Under Obamacare, the Medicaid expansion in New York has radically increased racial disparities in the availability of cancer treatments, at the expense of African Americans. It seems the signature legislative accomplishment of America’s first black President is not exactly helping those he claimed to represent.
The journal of the American College of Surgeons explains that, “The Affordable Care Act’s (ACA) Medicaid expansion has been heavily debated due to skepticism of Medicaid’s ability to provide high-quality care. Particularly, little is known whether Medicaid expansion improves access to surgical cancer care at high-quality hospitals. To address this question, we examined the effects of the 2001 New York Medicaid expansion, the largest in pre-ACA era, on this disparity measure.”

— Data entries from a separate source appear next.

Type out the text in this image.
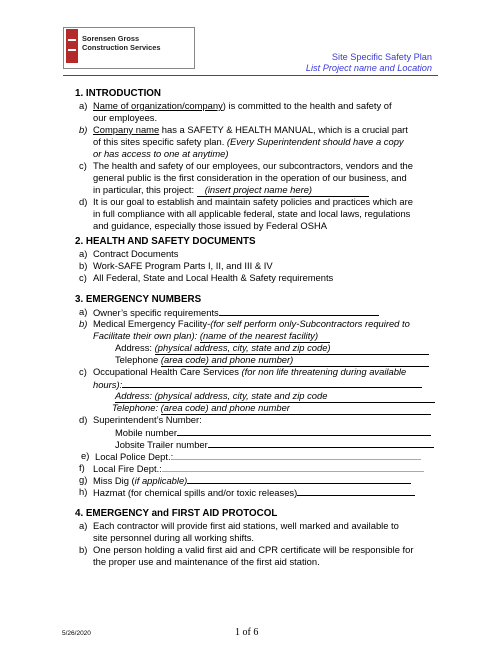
Sorensen Gross
Construction Services
Site Specific Safety Plan
List Project name and Location
1. INTRODUCTION
a) Name of organization/company) is committed to the health and safety of
our employees.
b) Company name has a SAFETY & HEALTH MANUAL, which is a crucial part
of this sites specific safety plan. (Every Superintendent should have a copy
or has access to one at anytime)
c) The health and safety of our employees, our subcontractors, vendors and the
general public is the first consideration in the operation of our business, and
in particular, this project: (insert project name here)
d) It is our goal to establish and maintain safety policies and practices which are
in full compliance with all applicable federal, state and local laws, regulations
and guidance, especially those issued by Federal OSHA
2. HEALTH AND SAFETY DOCUMENTS
a) Contract Documents
b) Work-SAFE Program Parts I, II, and III & IV
c) All Federal, State and Local Health & Safety requirements
3. EMERGENCY NUMBERS
a) Owner’s specific requirements
b) Medical Emergency Facility-(for self perform only-Subcontractors required to
Facilitate their own plan): (name of the nearest facility)
Address: (physical address, city, state and zip code)
Telephone (area code) and phone number)
c) Occupational Health Care Services (for non life threatening during available
hours):
Address: (physical address, city, state and zip code
Telephone: (area code) and phone number
d) Superintendent’s Number:
Mobile number
Jobsite Trailer number
e) Local Police Dept.:
f) Local Fire Dept.:
g) Miss Dig (if applicable)
h) Hazmat (for chemical spills and/or toxic releases)
4. EMERGENCY and FIRST AID PROTOCOL
a) Each contractor will provide first aid stations, well marked and available to
site personnel during all working shifts.
b) One person holding a valid first aid and CPR certificate will be responsible for
the proper use and maintenance of the first aid station.
5/26/2020	1 of 6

The researchers evaluated a total of 67,685 patients that ranged from age 19 to 64 years, and had one of the 9 types of procedures for the cancer treatments including cancers of lung, bladder, rectum, colon, kidney, liver, pancreas, stomach, and esophagus. These types of cancer were evaluated because of the higher mortality and morbidity risks involved.
Researchers explained that they wanted to assess the racial disparity as the African American patients are mostly uninsured and could possibly benefit to the most from the expansion of the Medicaid program. Furthermore, the proportion of the minority patients covered didn’t exactly increased under the New York’s Medicaid expansion in the year 2001.
As per the doctor’s evaluation, 15% of the patients were either uninsured or were covered by Medicaid. 12% were African American and other 67percent were whites.
The study says, “Disparity in access to high-volume hospitals for surgical cancer care between African-American patients and non-Hispanic white patients was decreasing by 0.43%age points per quarter in the pre-expansion period. Over the 21-month post-expansion observation, the increase accumulates to 18.3%age points. Racial disparity in access to low-mortality hospital shows a similar pattern, decreased briefly at the time of the expansion by 5.6%age points, but increasing following expansion by 0.48%age points per quarter.”
“It has been widely reported that Medicaid coverage expansion has improved access to a variety of health care services, including primary care, subspecialty surgical care, and surgical cancer care. However, increased coverage and care utilization has not been shown to be strongly associated with better health outcomes,” the study explained.
“There has also been literature suggesting expanded Medicaid coverage generated no significant improvements in physical health outcomes despite the increase in utilization of health care services,” the authors said.
Waddah Al-Refaie, the study’s leader noted that, “New York’s Medicaid expansion, one of the largest in U.S. history before the Affordable Care Act, improved access to cancer surgery for the previously uninsured. However, it did not appear to preferentially benefit ethnic and racial minorities who are typically the most vulnerable of America’s poorest population.”
“There was a sharp decrease in the uninsured, but the proportion of the racial minority patients undergoing cancer surgery through Medicaid—about 25% African American and 13% Hispanic—did not change,” said Al-Refaie.